Data Engineering Systems Design
-
Source Database (PostgreSQL):
- Store the schema and initial data in a PostgreSQL database.
-
Message Broker (Kafka):
- Capture changes from PostgreSQL and publish them to Kafka topics.
-
Data Warehouse (ClickHouse):
- Consume messages from Kafka and load them into ClickHouse for OLAP queries.
-
Dashboard:
- Use a BI tool (e.g., Grafana) to visualize the data in ClickHouse in real-time.
-
Set Up PostgreSQL with Docker:Create a Docker container for PostgreSQL and load the provided schema.
-
Set Up Kafka with Docker:Create a Docker container for Kafka to handle data streaming.
-
Set Up ClickHouse with Docker:Create a Docker container for ClickHouse to act as the OLAP database.
-
Data Pipeline:
-
Use Kafka Connect to capture changes from PostgreSQL.
-
Set up Kafka Connect ClickHouse sink to load data into ClickHouse.
-
-
Dashboard:
- Set up Grafana to visualize the data from ClickHouse.
data_enginer_design/
├── .github/
│ └── workflows/
│ └── ci.yml
├── clickhouse-server-logs/
│ ├── clickhouse-server.err.log
│ └── clickhouse-server.log
├── app/
│ ├── Dockerfile
│ ├── clickhouse_publisher.py
│ ├── generate_and_insert_records.py
│ ├── requirements.txt
│ └── tests/
│ ├── datapublisher.py
│ └── test_data_generate.py
├── docker/
│ ├── Dockerfile.clickhouse
│ └── Dockerfile.postgres
├── docker-compose.yml
└── README.md
Data Engineering Architectural Workflows
Create a Kafka Connect configuration to capture changes from PostgreSQL and stream them to ClickHouse.
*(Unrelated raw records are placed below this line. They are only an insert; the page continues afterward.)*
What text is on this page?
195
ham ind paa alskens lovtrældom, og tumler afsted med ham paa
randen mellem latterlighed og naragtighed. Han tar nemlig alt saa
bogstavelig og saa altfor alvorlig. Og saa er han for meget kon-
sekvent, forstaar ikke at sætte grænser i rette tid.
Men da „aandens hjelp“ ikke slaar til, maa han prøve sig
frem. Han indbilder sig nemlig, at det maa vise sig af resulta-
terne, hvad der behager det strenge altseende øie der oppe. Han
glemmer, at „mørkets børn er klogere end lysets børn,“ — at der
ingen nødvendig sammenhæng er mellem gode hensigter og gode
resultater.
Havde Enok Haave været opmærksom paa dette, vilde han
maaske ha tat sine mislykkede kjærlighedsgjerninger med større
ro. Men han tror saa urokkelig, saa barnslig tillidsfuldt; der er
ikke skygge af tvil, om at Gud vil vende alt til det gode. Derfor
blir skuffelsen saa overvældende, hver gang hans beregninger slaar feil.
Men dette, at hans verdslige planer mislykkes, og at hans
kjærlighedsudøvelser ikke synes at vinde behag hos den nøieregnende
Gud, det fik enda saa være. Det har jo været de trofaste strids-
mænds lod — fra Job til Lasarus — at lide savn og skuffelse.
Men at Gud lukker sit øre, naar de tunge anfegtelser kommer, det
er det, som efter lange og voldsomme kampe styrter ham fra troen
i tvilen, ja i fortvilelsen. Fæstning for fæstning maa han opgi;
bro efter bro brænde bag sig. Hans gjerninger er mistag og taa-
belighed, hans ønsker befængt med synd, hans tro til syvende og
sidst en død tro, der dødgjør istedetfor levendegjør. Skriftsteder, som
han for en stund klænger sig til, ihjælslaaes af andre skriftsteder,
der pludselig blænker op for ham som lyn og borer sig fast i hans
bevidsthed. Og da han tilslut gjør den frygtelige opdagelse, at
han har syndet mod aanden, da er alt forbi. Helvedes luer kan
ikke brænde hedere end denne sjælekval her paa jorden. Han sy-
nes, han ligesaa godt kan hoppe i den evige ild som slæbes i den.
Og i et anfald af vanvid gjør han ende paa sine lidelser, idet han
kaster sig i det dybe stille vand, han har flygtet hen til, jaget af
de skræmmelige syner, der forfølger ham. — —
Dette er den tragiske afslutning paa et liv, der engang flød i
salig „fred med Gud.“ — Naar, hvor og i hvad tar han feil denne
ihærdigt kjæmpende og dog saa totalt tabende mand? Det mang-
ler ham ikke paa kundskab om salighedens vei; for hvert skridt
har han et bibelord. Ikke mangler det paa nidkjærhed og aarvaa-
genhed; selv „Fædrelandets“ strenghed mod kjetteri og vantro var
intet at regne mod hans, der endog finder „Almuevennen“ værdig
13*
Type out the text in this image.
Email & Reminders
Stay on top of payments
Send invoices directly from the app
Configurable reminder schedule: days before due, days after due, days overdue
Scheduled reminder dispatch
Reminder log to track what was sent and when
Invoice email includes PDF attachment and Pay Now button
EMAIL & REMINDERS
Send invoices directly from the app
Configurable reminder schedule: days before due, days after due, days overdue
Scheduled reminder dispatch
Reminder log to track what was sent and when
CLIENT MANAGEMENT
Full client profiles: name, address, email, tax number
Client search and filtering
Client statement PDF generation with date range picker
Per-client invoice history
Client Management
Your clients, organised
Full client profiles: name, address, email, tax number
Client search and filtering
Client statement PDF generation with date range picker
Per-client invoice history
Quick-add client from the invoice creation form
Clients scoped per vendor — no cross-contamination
This involves configuring Kafka Connect with the PostgreSQL source connector and ClickHouse sink connector.
Configure Grafana to connect to ClickHouse and create dashboards for real-time reporting based on the data stored in ClickHouse.
This setup will enable real-time data streaming from PostgreSQL to ClickHouse using Kafka, and visualizing the data in Grafana. This approach ensures low latency and real-time insights for Rembo Company’s business needs. The next steps involve implementing each component and ensuring they are correctly integrated to achieve the desired real-time reporting functionality.
- The solution is not complete.
- The last git action on Postgres services start is main error that is still needs to be debugged.
- I didn't initiate the Graphana/Apache Superset for Visualization because of point No. 2.
- I picked the Conterized service for kafka because of: - It's easy to integrate with clickhouse drivers. - The CDC would be easily introduced to Kafka using Debezium of Table Primary Keys on the Topic.
- I understand using Airflow container if feasible but not in the future needs such as CDC and Scalability of the same.(NB; I haven't explored using Kafka on Airflow but that would be another feasible solution.)
- Check the git actions to gather my thought processes.